Negara Islam dengan Nuklir, Akankah Pakistan Jadi Adidaya?

Source : Republika
Source : Republika
Sumber :
  • republika

REPUBLIKA.CO.ID, ISLAMABAD – Jahangir Mohammed, dari Center for Muslim Affairs, dalam artikelnya yang dimuat 5 Pillars, melihat kembali sejarah kelangsungan Pakistan dalam melawan rintangan, saat negara tersebut berusia 73 tahun. Rintangan tersebut, di antaranya perang, dan status tenaga nuklir.

Mohammed berpendapat, jalan menuju tanah air Islam yang mulia dari para pendiri negara akan panjang dan sulit, tapi itu masih mungkin. Pada 14 Agustus 1947, migrasi massal terbesar yang pernah terjadi di dunia mengarah pada pembentukan negara Muslim baru Pakistan pada akhir 100 tahun pendudukan Inggris berlangsung di India.

India menjadi dua negara dengan Muslim terpecah di antara mereka, bersama dengan dua visi dan cita-cita politik Muslim yang bersaing. 

Di satu sisi ada visi Dr Allama Mohammed Iqbal dan gagasannya tentang negara atau tanah air Islam yang terpisah seperti negara Islam saat di Madinah untuk melindungi Muslim. Di sisi lain, ada model nasionalisme gabungan dari koeksistensi ulama Hussain Ahmad Madani.

Mungkin pencapaian besar Pakistan dalam periode ini adalah kelangsungan hidupnya. Ini dimulai dengan banyak kerugian di mana negara ini berisi populasi besar dari kelompok etnis yang berbeda, yang selama satu abad nasionalisme, pada akhirnya akan mengidentifikasi dan memobilisasi serta memperkuat politik di sepanjang garis kelompok etnis.

Negara ini juga terpecah secara geografis menjadi Timur dan Barat dengan India yang bermusuhan.

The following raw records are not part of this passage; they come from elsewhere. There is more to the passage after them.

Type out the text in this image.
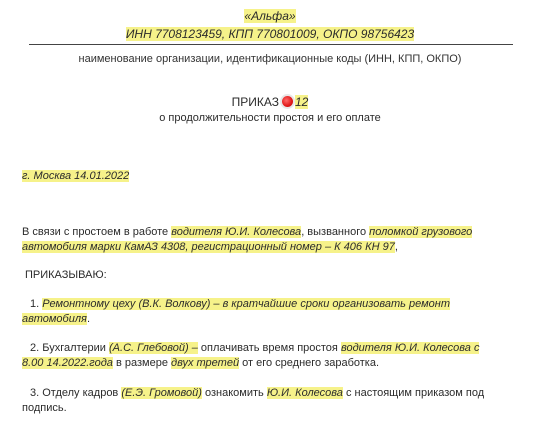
«Альфа»
ИНН 7708123459, КПП 770801009, ОКПО 98756423
наименование организации, идентификационные коды (ИНН, КПП, ОКПО)
ПРИКАЗ 12
о продолжительности простоя и его оплате
г. Москва 14.01.2022
В связи с простоем в работе водителя Ю.И. Колесова, вызванного поломкой грузового автомобиля марки КамАЗ 4308, регистрационный номер – К 406 КН 97,
ПРИКАЗЫВАЮ:
1. Ремонтному цеху (В.К. Волкову) – в кратчайшие сроки организовать ремонт автомобиля.
2. Бухгалтерии (А.С. Глебовой) – оплачивать время простоя водителя Ю.И. Колесова с 8.00 14.2022.года в размере двух третей от его среднего заработка.
3. Отделу кадров (Е.Э. Громовой) ознакомить Ю.И. Колесова с настоящим приказом под подпись.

Hal ini membuat pemerintahan hampir tidak praktis dan pemisahan tak terelakkan. Satu-satunya faktor pemersatu pada awalnya adalah Islam.

Tetapi di sini lagi-lagi orang-orang terpecah belah di sepanjang divisi sektarian. Mulai dari Barelwi/sufi, Deobandi, Syiah, dan kemudian gerakan Wahabi/salafi.

Jadi, konflik yang berlangsung selama 73 tahun sudah tertanam sejak lahirnya negara baru. Dan Muslim Kashmir, yang pada saat itu ingin menjadi bagian dari Pakistan, dilarang militer untuk mengungkapkan keinginan mereka, dan meminta dukungan dari Pakistan.